Has Brussels pushed Greece too far? No, if the austerity demanded by the “troika” of the European Commission, European Central Bank and the International Monetary Fund is anything to go by in return for a second bailout worth euro 130 billion. Yes, if you sympathise with the strikers and protesters on Syntagma Square outside the Greek Parliament in Athens. Between the two extremes lies the fate of not just a small country but the future of the euro zone. Greece’s caretaker national government was told bluntly by euro zone lenders that it needed to do more than the euro 3.3 billion cuts it had brought to the table. While the country’s political class is largely behind the cutbacks, the nation remains bitterly divided about the extent to which its welfare state should be pruned. The euro zone’s finance ministers are due to meet this Wednesday to approve a revised deal, ahead of a euro 14.5 billion repayment that falls due in March — and involves a bond swap with the European Central Bank that will restructure Greece’s privately-held debt, entailing bond-holders to take losses of about 70 per cent. This elaborate arrangement is designed to halve the country’s debt to euro 100 billion and cut the burden from 160 per cent of gross domestic product to 120 per cent. Greece would thus have averted a sovereign default that would have been catastrophic for it, Europe and the world.
Still, it is worth wondering whether these strings-attached bailouts are merely postponing the inevitable. The stringent additional conditions that the “troika” imposed on Friday are the result of Greece reneging on earlier promises of cutbacks in public spending. Indeed, the clues to Greece’s future may lie in that very point; it has very little room left for manoeuvre. That is why commentators are increasingly questioning whether the imposition of more spending cutbacks would be helpful in the long run. Austerity measures as a result of the earlier euro 110-billion bailout plan have already taken a toll on the Greek economy, which has suffered five years of recession. The unemployment rate is over 20 per cent against 13-odd per cent in November 2010 and industrial output in December 2011 fell 11.3 per cent year-on-year. Further recession will crimp Greece’s ability to service future debt. Greece needs to grow itself out of trouble; if a cash-strapped government is unable to do what is necessary, fiscal or otherwise, to stimulate growth, then a long-term solution of the Greek problem seems ever more distant.
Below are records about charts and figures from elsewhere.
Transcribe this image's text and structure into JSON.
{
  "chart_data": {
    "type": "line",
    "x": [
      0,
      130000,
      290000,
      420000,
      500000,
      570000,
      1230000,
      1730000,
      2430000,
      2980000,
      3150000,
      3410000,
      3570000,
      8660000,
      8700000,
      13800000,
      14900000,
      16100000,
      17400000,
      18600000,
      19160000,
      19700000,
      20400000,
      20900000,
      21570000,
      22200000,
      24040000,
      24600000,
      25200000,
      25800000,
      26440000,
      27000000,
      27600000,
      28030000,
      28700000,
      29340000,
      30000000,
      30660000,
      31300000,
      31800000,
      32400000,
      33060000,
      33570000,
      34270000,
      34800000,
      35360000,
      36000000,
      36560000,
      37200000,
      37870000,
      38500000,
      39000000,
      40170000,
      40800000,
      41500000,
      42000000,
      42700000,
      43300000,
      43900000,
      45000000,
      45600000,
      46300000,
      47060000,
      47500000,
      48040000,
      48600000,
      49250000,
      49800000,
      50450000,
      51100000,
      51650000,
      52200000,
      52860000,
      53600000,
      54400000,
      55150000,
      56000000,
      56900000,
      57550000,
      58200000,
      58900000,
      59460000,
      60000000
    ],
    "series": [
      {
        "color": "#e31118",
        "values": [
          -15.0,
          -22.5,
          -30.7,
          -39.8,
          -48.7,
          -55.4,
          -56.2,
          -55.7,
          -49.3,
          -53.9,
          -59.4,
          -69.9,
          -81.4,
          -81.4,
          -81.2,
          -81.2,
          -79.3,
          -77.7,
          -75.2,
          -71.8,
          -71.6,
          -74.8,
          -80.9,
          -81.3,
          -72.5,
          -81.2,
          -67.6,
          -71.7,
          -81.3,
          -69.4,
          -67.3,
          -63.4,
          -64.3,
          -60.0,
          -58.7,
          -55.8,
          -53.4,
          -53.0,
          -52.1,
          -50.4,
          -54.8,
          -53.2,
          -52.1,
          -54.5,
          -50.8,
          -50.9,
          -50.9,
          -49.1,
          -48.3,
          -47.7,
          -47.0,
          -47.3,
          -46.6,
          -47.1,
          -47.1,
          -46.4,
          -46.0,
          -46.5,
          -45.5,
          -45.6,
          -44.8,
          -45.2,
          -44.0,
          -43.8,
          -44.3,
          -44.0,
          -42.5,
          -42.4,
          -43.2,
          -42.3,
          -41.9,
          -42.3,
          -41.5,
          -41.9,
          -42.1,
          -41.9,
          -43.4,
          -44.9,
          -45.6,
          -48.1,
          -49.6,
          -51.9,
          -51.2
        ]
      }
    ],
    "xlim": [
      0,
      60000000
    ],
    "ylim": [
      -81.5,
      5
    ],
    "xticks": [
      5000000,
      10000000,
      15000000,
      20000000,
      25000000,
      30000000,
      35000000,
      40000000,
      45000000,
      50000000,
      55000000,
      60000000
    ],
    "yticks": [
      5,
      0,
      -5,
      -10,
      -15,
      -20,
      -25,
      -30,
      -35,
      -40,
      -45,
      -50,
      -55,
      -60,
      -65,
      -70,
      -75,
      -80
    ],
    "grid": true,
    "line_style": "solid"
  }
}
At the same time, with debt crises in Italy, Portugal and Spain to deal with, it is politically unfeasible for the European leadership, led by German Chancellor Angela Merkel, to countenance a no-strings-attached bailout. Some analysts see the only way out of the deadlock is for private bond-holders to agree to sharper haircuts. The alternative would be a default and Greece’s exit from the euro zone, which would threaten the very existence of the euro.